The reason is simple and hard to argue against: overwhelmingly, the people who buy these cars don’t want manual gears, so manufacturers can perhaps be forgiven for electing not to spend money on transmissions its customers won’t buy. The truth is that automatic gearboxes, both those with double clutches and torque converters, are now so good the cars to which they are fitted are both faster and more frugal than would be their manual counterparts, on paper at least. In reality this is smoke and mirrors because a manual transmission is still lighter and more efficient than any equivalent automatic, but because its shift points can’t be programmed to fool the idiotic testing cycle used to determined fuel consumption and CO2 outputs, autos can be made to look more economical and less environmentally unfriendly than manuals.

So why, then, are car makers starting to rethink their decision to rid themselves of the manual gearbox? Jaguar, which had not made a manual sports car since the very early XJS – or if you don’t think that qualifies, the E-type – suddenly and out of nowhere announced it was putting a stick shift into the F-type. Next Porsche creates the new Cayman GT4 and announces it will be only available with manual gears. Then Andreas Preuninger, the man responsible for all Porsche GT product, let’s me know that ‘I have the board’s ear’ on the subject of making manual gears available for GT3s again.

What’s more, I know of two other manufacturers who have told me – in confidence annoyingly enough – that manuals are back on their agenda. One will impress you, the other will amaze you and while one is merely thinking hard about it, the other is committed to it.

The odd thing is I don’t detect any great realignment of public opinion behind the fitment of manual gears to high-end sports cars and supercars. The truth in most cases is that these cars are bought more by people who want to look good than drive hard. By both allowing you to change like a racing driver while actually making the business of driving easier, paddle shifts offer a win/win solution to fashion victims who either can’t or can’t be bothered to changed gear smoothly. And they’re quicker around the Nürburgring too, as if that actually mattered.

So why, despite this apparent lack of demand, are car companies now getting interested by manuals again? It seems it’s all just marketing. Jaguar told me it was building a manual F-type because ‘it was the right thing to do’ while accepting a very small proportion of cars would be so equipped. Porsche says it made the Cayman GT4 manual to provide its customers with a choice, though a real choice would have been to offer an automatic too.

I think in fact that they’ve realised there is something authentic, ‘proper’ for want of a better word, in having a manual available in such cars. Even if few or any are actually sold, the fact that the customer could buy one if he or she wanted to sends out a strong message about the company’s values. Like Radio 3 and the rear seats of an Audi TT, few make use of them, but most like to know that they’re there.

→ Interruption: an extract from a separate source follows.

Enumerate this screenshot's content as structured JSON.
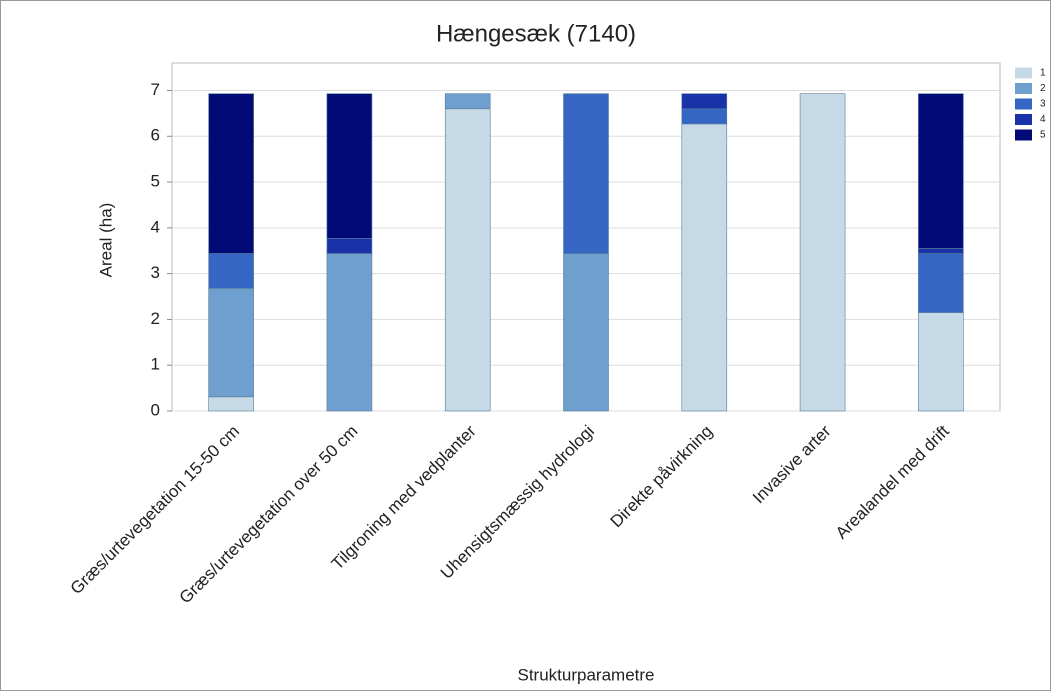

To me the reason is unimportant. In this era where we are removed by degrees with every successive generation from the actual experience of driving, anything that makes us feel more connected to our machines counts as a good thing.

There is a bigger picture here too. Indeed I think we may be at a turning point in cars designed for the enthusiast but have yet to realise it. The drive for weight reduction came late but is here and now in full swing, the strides made in providing proper feel for electric steering have been massive, the noise and response of turbo engines have advanced to a point unimaginable even ten years ago and now manuals appear on the point of making a comeback, however limited in scope that may be. It seems the death not just of three-pedal transmissions, but proper drivers’ cars may indeed have been greatly exaggerated.